From a082b78f8e180aef3b00bd26c79b71675e7fd201 Mon Sep 17 00:00:00 2001
From: th-kim0823
Date: Sat, 9 May 2026 15:46:04 +0900
Subject: [PATCH] fix(fb-33): address PR #124 round 1 review
- pipeline: refresh module docstring step 5 to reflect new cancel
semantics (RetrievalDone/Token/Final + LlmStreamAborted)
- wire schema: spell out refusal-path behavior in answer_event.v1
description (only retrieval_done emitted; no final)

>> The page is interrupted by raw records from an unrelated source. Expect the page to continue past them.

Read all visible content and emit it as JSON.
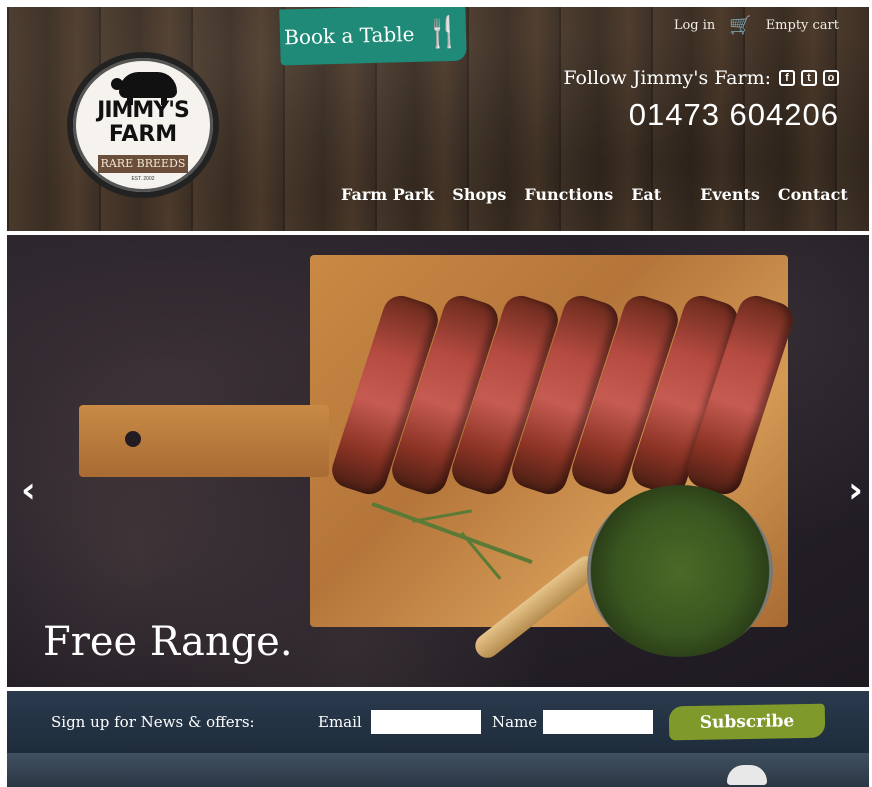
{
  "header": {
    "book_table": "Book a Table",
    "login": "Log in",
    "cart": "Empty cart",
    "follow": "Follow Jimmy's Farm:",
    "phone": "01473 604206",
    "social": [
      "f",
      "t",
      "o"
    ],
    "nav": [
      "Farm Park",
      "Shops",
      "Functions",
      "Eat",
      "Events",
      "Contact"
    ]
  },
  "logo": {
    "line1": "JIMMY'S",
    "line2": "FARM",
    "band": "RARE BREEDS",
    "small": "EST. 2002"
  },
  "hero": {
    "caption": "Free Range.",
    "prev": "‹",
    "next": "›"
  },
  "signup": {
    "label": "Sign up for News & offers:",
    "email_label": "Email",
    "name_label": "Name",
    "email_value": "",
    "name_value": "",
    "button": "Subscribe"
  },
  "colors": {
    "book_button": "#1f8a78",
    "subscribe_button": "#7f9a2a",
    "signup_bar": "#2a3a4d"
  }
}
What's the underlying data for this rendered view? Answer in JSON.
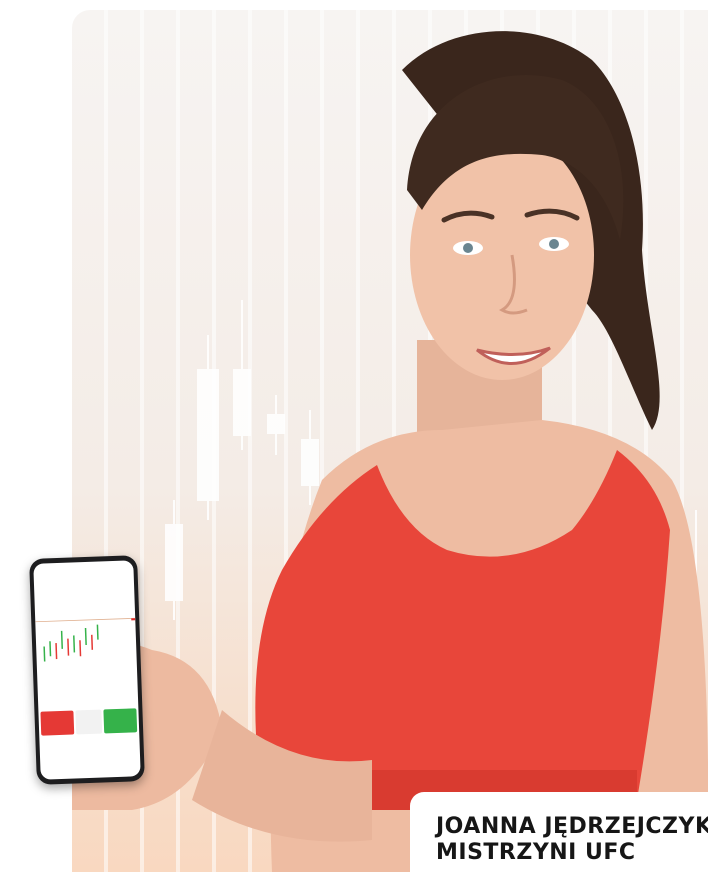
{
  "caption": {
    "name": "JOANNA JĘDRZEJCZYK",
    "title": "MISTRZYNI UFC"
  },
  "colors": {
    "accent_red": "#e8463a",
    "sell_red": "#e53935",
    "buy_green": "#35b24a",
    "text_dark": "#161616"
  },
  "icons": [
    "phone-app-mockup",
    "candlestick-background"
  ]
}
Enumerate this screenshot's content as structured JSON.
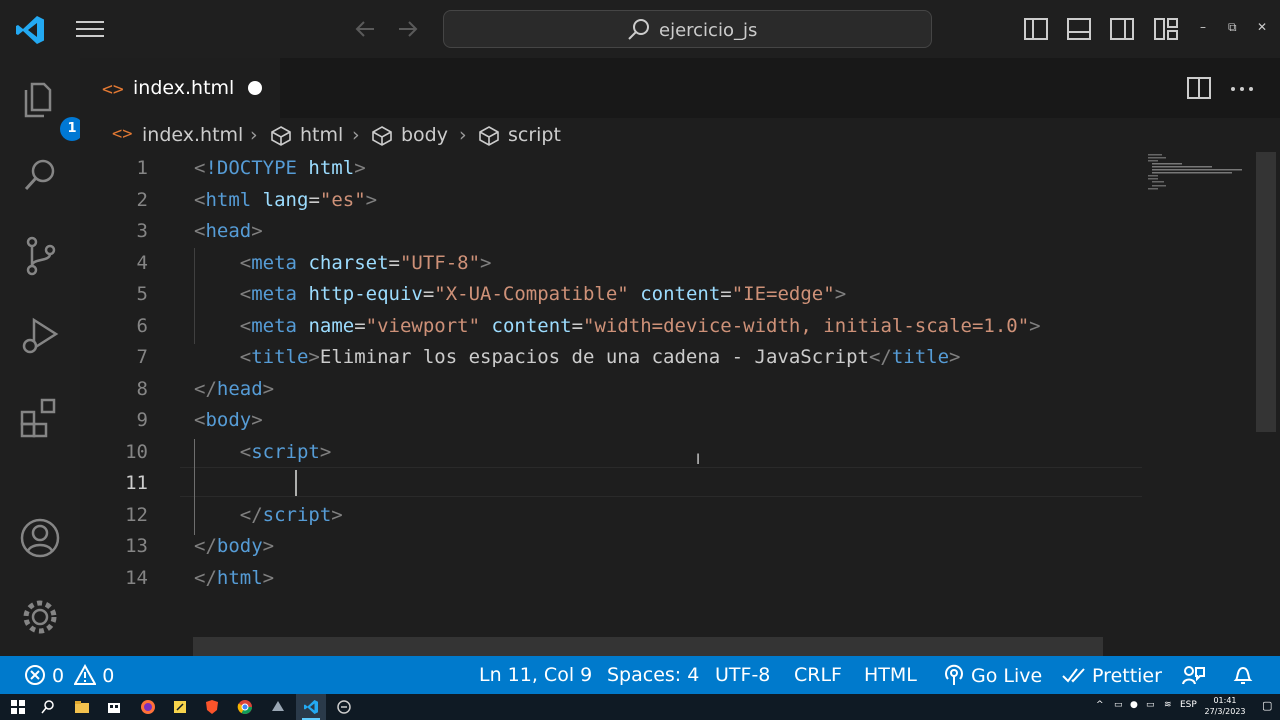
{
  "search": {
    "text": "ejercicio_js"
  },
  "window_controls": {
    "minimize": "–",
    "restore": "⧉",
    "close": "✕"
  },
  "explorer_badge": "1",
  "tab": {
    "label": "index.html",
    "icon": "<>"
  },
  "breadcrumb": {
    "file_icon": "<>",
    "items": [
      "index.html",
      "html",
      "body",
      "script"
    ]
  },
  "editor": {
    "line_numbers": [
      "1",
      "2",
      "3",
      "4",
      "5",
      "6",
      "7",
      "8",
      "9",
      "10",
      "11",
      "12",
      "13",
      "14"
    ],
    "active_line": "11",
    "lines": [
      [
        [
          "t-br",
          "<"
        ],
        [
          "t-tag",
          "!DOCTYPE"
        ],
        [
          "t-txt",
          " "
        ],
        [
          "t-attr",
          "html"
        ],
        [
          "t-br",
          ">"
        ]
      ],
      [
        [
          "t-br",
          "<"
        ],
        [
          "t-tag",
          "html"
        ],
        [
          "t-txt",
          " "
        ],
        [
          "t-attr",
          "lang"
        ],
        [
          "t-txt",
          "="
        ],
        [
          "t-str",
          "\"es\""
        ],
        [
          "t-br",
          ">"
        ]
      ],
      [
        [
          "t-br",
          "<"
        ],
        [
          "t-tag",
          "head"
        ],
        [
          "t-br",
          ">"
        ]
      ],
      [
        [
          "t-txt",
          "    "
        ],
        [
          "t-br",
          "<"
        ],
        [
          "t-tag",
          "meta"
        ],
        [
          "t-txt",
          " "
        ],
        [
          "t-attr",
          "charset"
        ],
        [
          "t-txt",
          "="
        ],
        [
          "t-str",
          "\"UTF-8\""
        ],
        [
          "t-br",
          ">"
        ]
      ],
      [
        [
          "t-txt",
          "    "
        ],
        [
          "t-br",
          "<"
        ],
        [
          "t-tag",
          "meta"
        ],
        [
          "t-txt",
          " "
        ],
        [
          "t-attr",
          "http-equiv"
        ],
        [
          "t-txt",
          "="
        ],
        [
          "t-str",
          "\"X-UA-Compatible\""
        ],
        [
          "t-txt",
          " "
        ],
        [
          "t-attr",
          "content"
        ],
        [
          "t-txt",
          "="
        ],
        [
          "t-str",
          "\"IE=edge\""
        ],
        [
          "t-br",
          ">"
        ]
      ],
      [
        [
          "t-txt",
          "    "
        ],
        [
          "t-br",
          "<"
        ],
        [
          "t-tag",
          "meta"
        ],
        [
          "t-txt",
          " "
        ],
        [
          "t-attr",
          "name"
        ],
        [
          "t-txt",
          "="
        ],
        [
          "t-str",
          "\"viewport\""
        ],
        [
          "t-txt",
          " "
        ],
        [
          "t-attr",
          "content"
        ],
        [
          "t-txt",
          "="
        ],
        [
          "t-str",
          "\"width=device-width, initial-scale=1.0\""
        ],
        [
          "t-br",
          ">"
        ]
      ],
      [
        [
          "t-txt",
          "    "
        ],
        [
          "t-br",
          "<"
        ],
        [
          "t-tag",
          "title"
        ],
        [
          "t-br",
          ">"
        ],
        [
          "t-txt",
          "Eliminar los espacios de una cadena - JavaScript"
        ],
        [
          "t-br",
          "</"
        ],
        [
          "t-tag",
          "title"
        ],
        [
          "t-br",
          ">"
        ]
      ],
      [
        [
          "t-br",
          "</"
        ],
        [
          "t-tag",
          "head"
        ],
        [
          "t-br",
          ">"
        ]
      ],
      [
        [
          "t-br",
          "<"
        ],
        [
          "t-tag",
          "body"
        ],
        [
          "t-br",
          ">"
        ]
      ],
      [
        [
          "t-txt",
          "    "
        ],
        [
          "t-br",
          "<"
        ],
        [
          "t-tag",
          "script"
        ],
        [
          "t-br",
          ">"
        ]
      ],
      [
        [
          "t-txt",
          "        "
        ]
      ],
      [
        [
          "t-txt",
          "    "
        ],
        [
          "t-br",
          "</"
        ],
        [
          "t-tag",
          "script"
        ],
        [
          "t-br",
          ">"
        ]
      ],
      [
        [
          "t-br",
          "</"
        ],
        [
          "t-tag",
          "body"
        ],
        [
          "t-br",
          ">"
        ]
      ],
      [
        [
          "t-br",
          "</"
        ],
        [
          "t-tag",
          "html"
        ],
        [
          "t-br",
          ">"
        ]
      ]
    ]
  },
  "status": {
    "errors": "0",
    "warnings": "0",
    "position": "Ln 11, Col 9",
    "spaces": "Spaces: 4",
    "encoding": "UTF-8",
    "eol": "CRLF",
    "language": "HTML",
    "golive": "Go Live",
    "prettier": "Prettier"
  },
  "taskbar": {
    "lang": "ESP",
    "time": "01:41",
    "date": "27/3/2023"
  },
  "colors": {
    "status_bar": "#007acc",
    "tag": "#569cd6",
    "attribute": "#9cdcfe",
    "string": "#ce9178",
    "bracket": "#808080"
  }
}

- test: factual comment on relax_score_gate-using test corrected
- test: new Ollama-gated stream_score_gate_refusal_emits_only_retrieval_done
- test: new ask_emits_no_final_when_cancelled_mid_stream pinning
the no-Final invariant on cancel
- pipeline: large_enum_variant comment broadened to acknowledge
RetrievalDone.hits as the dominant per-emit cost
- HOTFIXES: log AskOpts.stream_sink internal API break per spec
contract policy
Co-Authored-By: Claude Opus 4.7 (1M context)
---
crates/kebab-cli/tests/wire_ask_stream.rs | 59 +++++++++++++-
crates/kebab-rag/src/pipeline.rs | 20 +++--
crates/kebab-rag/tests/streaming_events.rs | 86 ++++++++++++++++++++
docs/wire-schema/v1/answer_event.schema.json | 2 +-
tasks/HOTFIXES.md | 13 +++
5 files changed, 169 insertions(+), 11 deletions(-)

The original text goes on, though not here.